A team of researchers, led by senior study author Dr. Ila R. Singh, an associate professor of pathology at the University of Utah, studied 200 samples of prostate cancer cells and then compared them with 100 samples of healthy prostate cells.

Singh and his team discovered that the XMRV virus (Xenotropic murine leukemia virus-related virus) was present in 44% of tumors that received measure of a 9-10 point Gleason severity scale. The scale measures aggressiveness of prostate cancers, with lower ratings associated with having a normal prostate.

Discussions on newsgroups reveal that XMRV has been under investigation for its potential role in causing cancer for some time. The new study strengthens the link and also dispels the previous belief that certain people with genetic mutations are more susceptible than others the XMRV infection.

XMRV is a retrovirus like HIV and it works by making a replica of its own DNA into chromosomes of a cell they infect. Proteins from the virus were found nearly entirely in the malignant cells, which indicate an association between being infected with the virus and developing tumors. The virus XMRV was previously known to cause leukemia in animals, but has now been connected to human prostate cancer, indicating that the disease could have a viral origin.

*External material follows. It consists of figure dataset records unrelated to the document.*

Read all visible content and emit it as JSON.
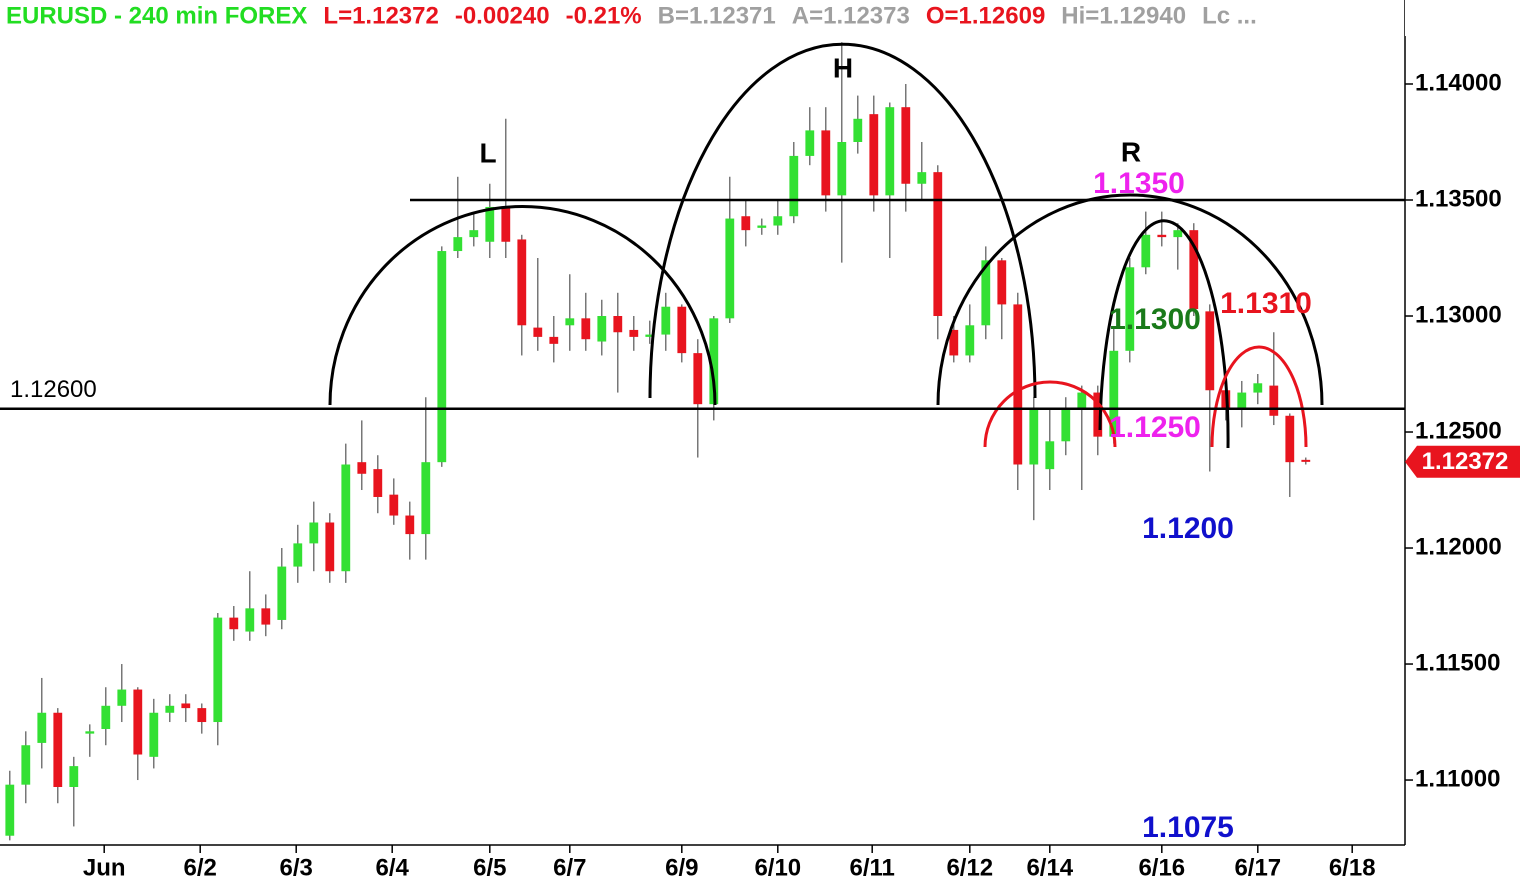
{
  "chart_data": {
    "type": "candlestick",
    "header": [
      {
        "text": "EURUSD - 240 min  FOREX",
        "color": "#22dd22"
      },
      {
        "text": "L=1.12372",
        "color": "#e8141e"
      },
      {
        "text": "-0.00240",
        "color": "#e8141e"
      },
      {
        "text": "-0.21%",
        "color": "#e8141e"
      },
      {
        "text": "B=1.12371",
        "color": "#a0a0a0"
      },
      {
        "text": "A=1.12373",
        "color": "#a0a0a0"
      },
      {
        "text": "O=1.12609",
        "color": "#e8141e"
      },
      {
        "text": "Hi=1.12940",
        "color": "#a0a0a0"
      },
      {
        "text": "Lc ...",
        "color": "#a0a0a0"
      }
    ],
    "up_color": "#33e033",
    "down_color": "#e8141e",
    "open": [
      1.1076,
      1.1098,
      1.1116,
      1.1129,
      1.1097,
      1.112,
      1.1122,
      1.1132,
      1.1139,
      1.111,
      1.1129,
      1.1133,
      1.1131,
      1.1125,
      1.117,
      1.1164,
      1.1174,
      1.1169,
      1.1192,
      1.1202,
      1.1211,
      1.119,
      1.1237,
      1.1234,
      1.1223,
      1.1214,
      1.1206,
      1.1237,
      1.1328,
      1.1334,
      1.1332,
      1.1347,
      1.1333,
      1.1295,
      1.1291,
      1.1296,
      1.1299,
      1.1289,
      1.13,
      1.1294,
      1.1291,
      1.1292,
      1.1304,
      1.1284,
      1.1262,
      1.1299,
      1.1343,
      1.1338,
      1.1339,
      1.1343,
      1.1369,
      1.138,
      1.1352,
      1.1375,
      1.1387,
      1.1352,
      1.139,
      1.1357,
      1.1362,
      1.1294,
      1.1283,
      1.1296,
      1.1324,
      1.1305,
      1.1236,
      1.1234,
      1.1246,
      1.126,
      1.1267,
      1.1248,
      1.1285,
      1.1321,
      1.1335,
      1.1334,
      1.1337,
      1.1302,
      1.1268,
      1.126,
      1.1267,
      1.127,
      1.1257,
      1.1238
    ],
    "high": [
      1.1104,
      1.1121,
      1.1144,
      1.1131,
      1.111,
      1.1124,
      1.114,
      1.115,
      1.114,
      1.1135,
      1.1137,
      1.1137,
      1.1133,
      1.1172,
      1.1175,
      1.119,
      1.118,
      1.12,
      1.121,
      1.122,
      1.1215,
      1.1245,
      1.1255,
      1.124,
      1.123,
      1.122,
      1.1265,
      1.133,
      1.136,
      1.1345,
      1.1357,
      1.1385,
      1.1335,
      1.1325,
      1.13,
      1.1318,
      1.131,
      1.1307,
      1.131,
      1.13,
      1.1298,
      1.131,
      1.1305,
      1.129,
      1.13,
      1.136,
      1.135,
      1.1342,
      1.135,
      1.1375,
      1.139,
      1.139,
      1.1418,
      1.1395,
      1.1395,
      1.1392,
      1.14,
      1.1375,
      1.1365,
      1.13,
      1.1305,
      1.133,
      1.1325,
      1.131,
      1.1265,
      1.126,
      1.1265,
      1.127,
      1.127,
      1.1295,
      1.1325,
      1.1345,
      1.1345,
      1.134,
      1.134,
      1.1305,
      1.1272,
      1.1272,
      1.1275,
      1.1293,
      1.1258,
      1.1239
    ],
    "low": [
      1.1074,
      1.109,
      1.1105,
      1.109,
      1.108,
      1.111,
      1.1115,
      1.1125,
      1.11,
      1.1105,
      1.1125,
      1.1125,
      1.112,
      1.1115,
      1.116,
      1.116,
      1.1162,
      1.1165,
      1.1185,
      1.119,
      1.1185,
      1.1185,
      1.1225,
      1.1215,
      1.121,
      1.1195,
      1.1195,
      1.1235,
      1.1325,
      1.133,
      1.1325,
      1.1325,
      1.1283,
      1.1285,
      1.128,
      1.1285,
      1.1285,
      1.1283,
      1.1267,
      1.1285,
      1.1288,
      1.1285,
      1.128,
      1.1239,
      1.1255,
      1.1297,
      1.133,
      1.1335,
      1.1335,
      1.134,
      1.1365,
      1.1345,
      1.1323,
      1.137,
      1.1345,
      1.1325,
      1.1345,
      1.135,
      1.129,
      1.128,
      1.128,
      1.129,
      1.129,
      1.1225,
      1.1212,
      1.1225,
      1.124,
      1.1225,
      1.124,
      1.1245,
      1.128,
      1.1318,
      1.133,
      1.132,
      1.13,
      1.1233,
      1.1255,
      1.1252,
      1.1262,
      1.1253,
      1.1222,
      1.1236
    ],
    "close": [
      1.1098,
      1.1115,
      1.1129,
      1.1097,
      1.1106,
      1.1121,
      1.1132,
      1.1139,
      1.1111,
      1.1129,
      1.1132,
      1.1131,
      1.1125,
      1.117,
      1.1165,
      1.1174,
      1.1167,
      1.1192,
      1.1202,
      1.1211,
      1.119,
      1.1236,
      1.1232,
      1.1222,
      1.1214,
      1.1206,
      1.1237,
      1.1328,
      1.1334,
      1.1337,
      1.1347,
      1.1332,
      1.1296,
      1.1291,
      1.1288,
      1.1299,
      1.129,
      1.13,
      1.1293,
      1.1291,
      1.1292,
      1.1304,
      1.1284,
      1.1262,
      1.1299,
      1.1342,
      1.1337,
      1.1339,
      1.1343,
      1.1369,
      1.138,
      1.1352,
      1.1375,
      1.1385,
      1.1352,
      1.139,
      1.1357,
      1.1362,
      1.13,
      1.1283,
      1.1296,
      1.1324,
      1.1305,
      1.1236,
      1.126,
      1.1246,
      1.126,
      1.1267,
      1.1248,
      1.1285,
      1.1321,
      1.1335,
      1.1334,
      1.1337,
      1.1303,
      1.1268,
      1.126,
      1.1267,
      1.1271,
      1.1257,
      1.1237,
      1.12372
    ],
    "xlim": [
      -0.3,
      87.2
    ],
    "xticks": [
      {
        "value": 5.9,
        "label": "Jun"
      },
      {
        "value": 11.9,
        "label": "6/2"
      },
      {
        "value": 17.9,
        "label": "6/3"
      },
      {
        "value": 23.9,
        "label": "6/4"
      },
      {
        "value": 30.0,
        "label": "6/5"
      },
      {
        "value": 35.0,
        "label": "6/7"
      },
      {
        "value": 42.0,
        "label": "6/9"
      },
      {
        "value": 48.0,
        "label": "6/10"
      },
      {
        "value": 53.9,
        "label": "6/11"
      },
      {
        "value": 60.0,
        "label": "6/12"
      },
      {
        "value": 65.0,
        "label": "6/14"
      },
      {
        "value": 72.0,
        "label": "6/16"
      },
      {
        "value": 78.0,
        "label": "6/17"
      },
      {
        "value": 83.9,
        "label": "6/18"
      }
    ],
    "ylim": [
      1.1072,
      1.14362
    ],
    "yticks": [
      {
        "value": 1.11,
        "label": "1.11000"
      },
      {
        "value": 1.115,
        "label": "1.11500"
      },
      {
        "value": 1.12,
        "label": "1.12000"
      },
      {
        "value": 1.125,
        "label": "1.12500"
      },
      {
        "value": 1.13,
        "label": "1.13000"
      },
      {
        "value": 1.135,
        "label": "1.13500"
      },
      {
        "value": 1.14,
        "label": "1.14000"
      }
    ],
    "last_price": 1.12372,
    "hlines": [
      {
        "value": 1.135
      },
      {
        "value": 1.126,
        "label": "1.12600"
      }
    ],
    "annotations": [
      {
        "text": "L",
        "color": "#000000"
      },
      {
        "text": "H",
        "color": "#000000"
      },
      {
        "text": "R",
        "color": "#000000"
      },
      {
        "text": "1.1350",
        "color": "#ee22ee"
      },
      {
        "text": "1.1300",
        "color": "#1a7a1a"
      },
      {
        "text": "1.1310",
        "color": "#e8141e"
      },
      {
        "text": "1.1250",
        "color": "#ee22ee"
      },
      {
        "text": "1.1200",
        "color": "#1010cc"
      },
      {
        "text": "1.1075",
        "color": "#1010cc"
      }
    ]
  }
}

Posts on these medicine related newsgroups relay that this is the first time researchers have given strong evidence that a virus known to cause cancer in animals is linked to prostate cancer in humans.

Approximately 1 in 4 prostate cancers tested contained the XMRV virus, compared to only 6 per cent of cancer-free tissues. Prostate cancer is the second most common cancer among men in the U.S. behind skin cancer. According to the National Academy of Sciences, 190 thousand men have received a diagnosis of prostate cancer this year in the United States. If further research shows that XMRV causes prostate cancer in males, it could assist in making diagnostic tests, vaccines and therapies for treating the cancer.